Feb 17, 2005 18:07
i just want to give up on everything.. nothing matters anymore. no one cares...
i just want to stop trying.. just stop loving for you... just stop wanting to be happy.
i dont care what people think of me anymore.. they can say that i'm suicidal, but i dont give a shit anymore. think of me all that you want, but you'll never know me. they will never know who i really am.. these are just words. words that i use to express myself. you dont know me.. you dont know my deepest thoughts.. you dont know what i have to go through every day.. you just know me from words. true words that i type out to express my feelings.. words that no one will know the meaning to.
i try so hard to be perfect for you, but you dont see it. you'll never see it until it's gone. until i'm gone. and no, i'm not talking about killing myself, for those who fucking thought it! i may have suicidal tendencies and maybe even urges, but i'm not stupid enough to do it.
right now i'm just feeling blank. life is going by way to fast, i'm losing friends, i'm gaining others. i never hide who i am anymore. if you want to know something, then just ask me. but since you read my life.. i guess you'd think you knew everything about me then huh? you're wrong.. everyone is wrong.
words are words and they need to be spoken. someone needs to say something to someone else, before it's to late. others need to learn to shut their mouth before it's to late. to many words can hurt a person, and to little, can sometimes kill. be careful with what you say next time, or even think. because if you say something wrong, or dont even say it at all, you will cause a lot of pain.

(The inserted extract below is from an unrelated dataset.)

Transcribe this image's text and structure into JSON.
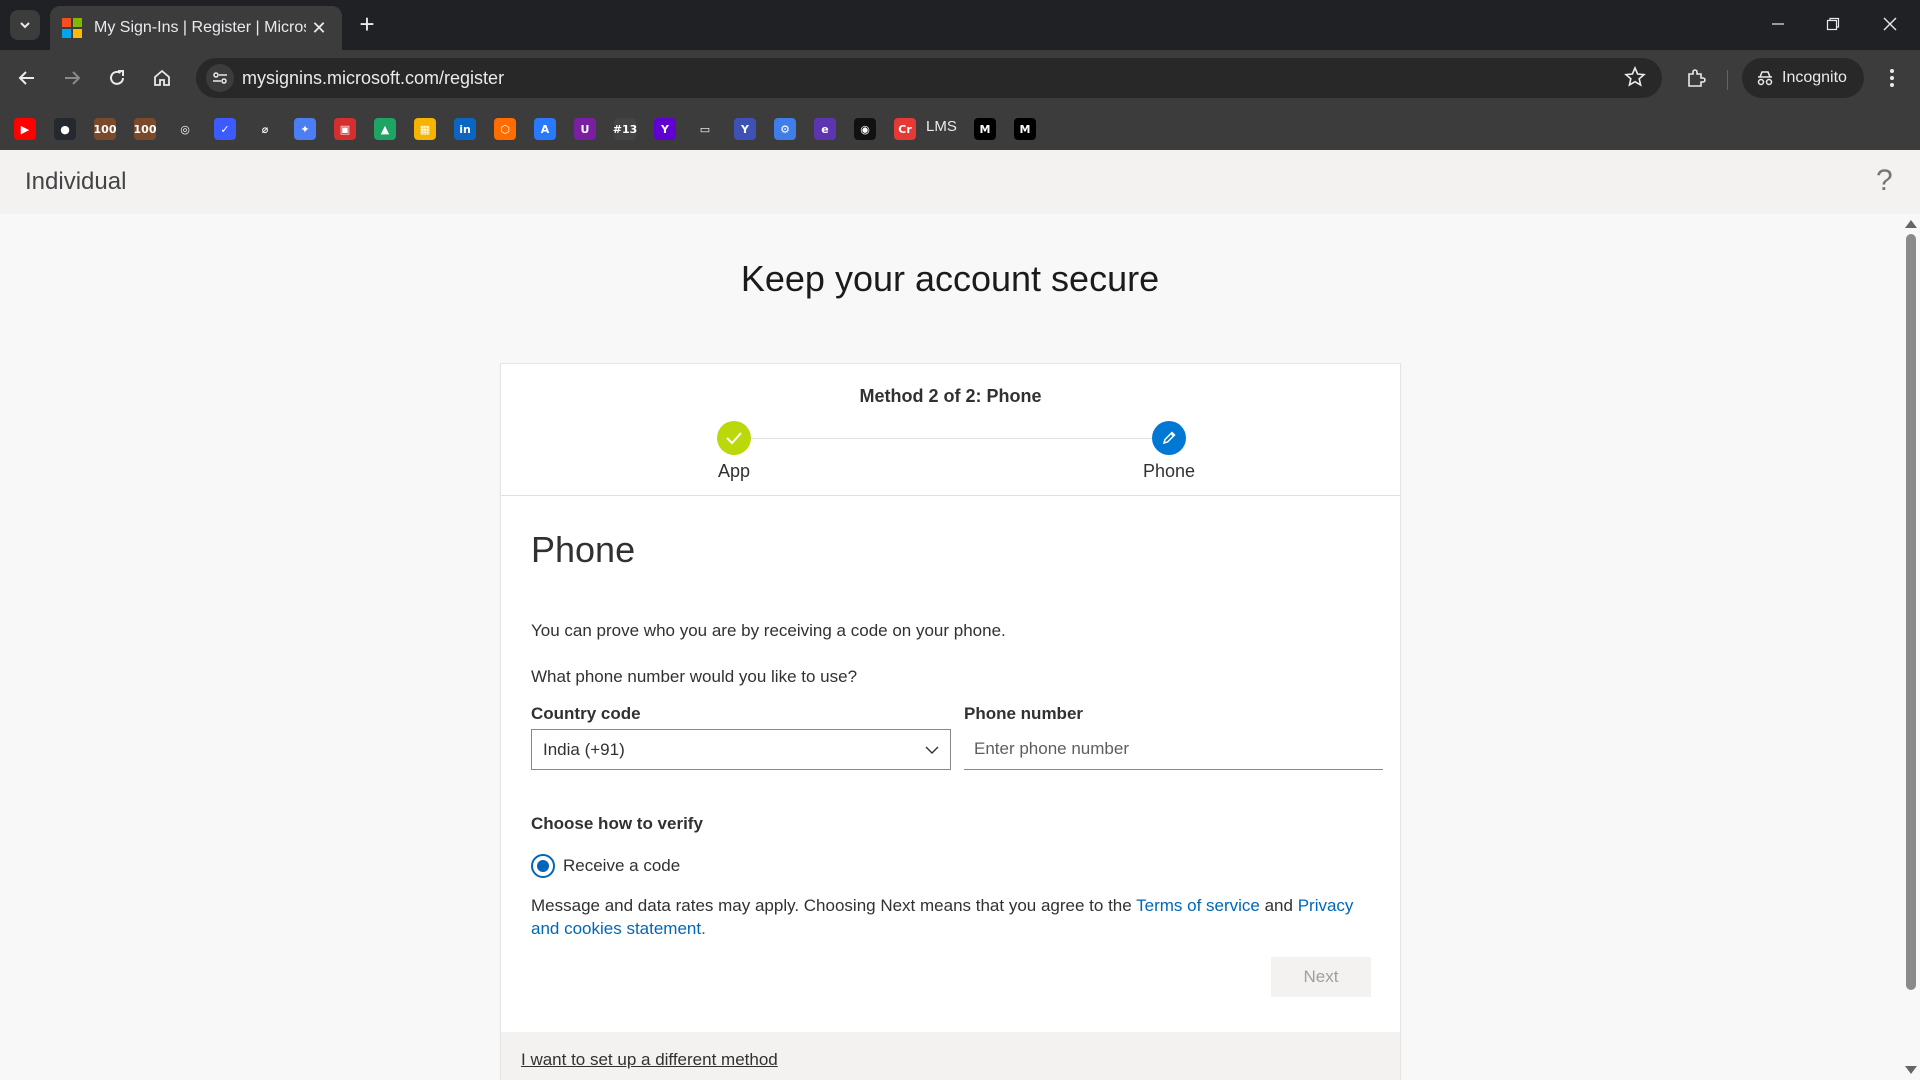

speak the truth instead of hiding it! people know when you are bullshitting.. and it's not heathly for you.. not healthy at all.. it can ruin your IMAGE. it will give you a reputation that will make people hate you twice as much as a single person can hate you. imagine it.. not feeling wanted by anyone.. being hated by everyone.. it's a great life isnt it? is it something you want though? is it a name you want to have brought on you for the rest of your life? a liar.. a betrayer.. think about it... think about it nice.. and hard.
you can never see how much people can care for you if you dont open your eyes and heart. by not recognizing it can cause damage to you and the ones that care for you. dont think of them as your friends, family, boyfriend, girlfriend.. think of them as.. your heart.. your soul.. your feelings. think of them as you. you love yourself.. you know you love yourself.. so look at those that are close to you. just think of them as you.. they obviously love you. so get over your fucking pity trip.
you can think of me any way you want. my words are mine. my thoughts are mine. your words are yours and your thoughts are yours. i'm not going to force you to say anything to me. but it's best to get out your words now, so you dont have it bottled up inside of you.. taunting you and ruining your life.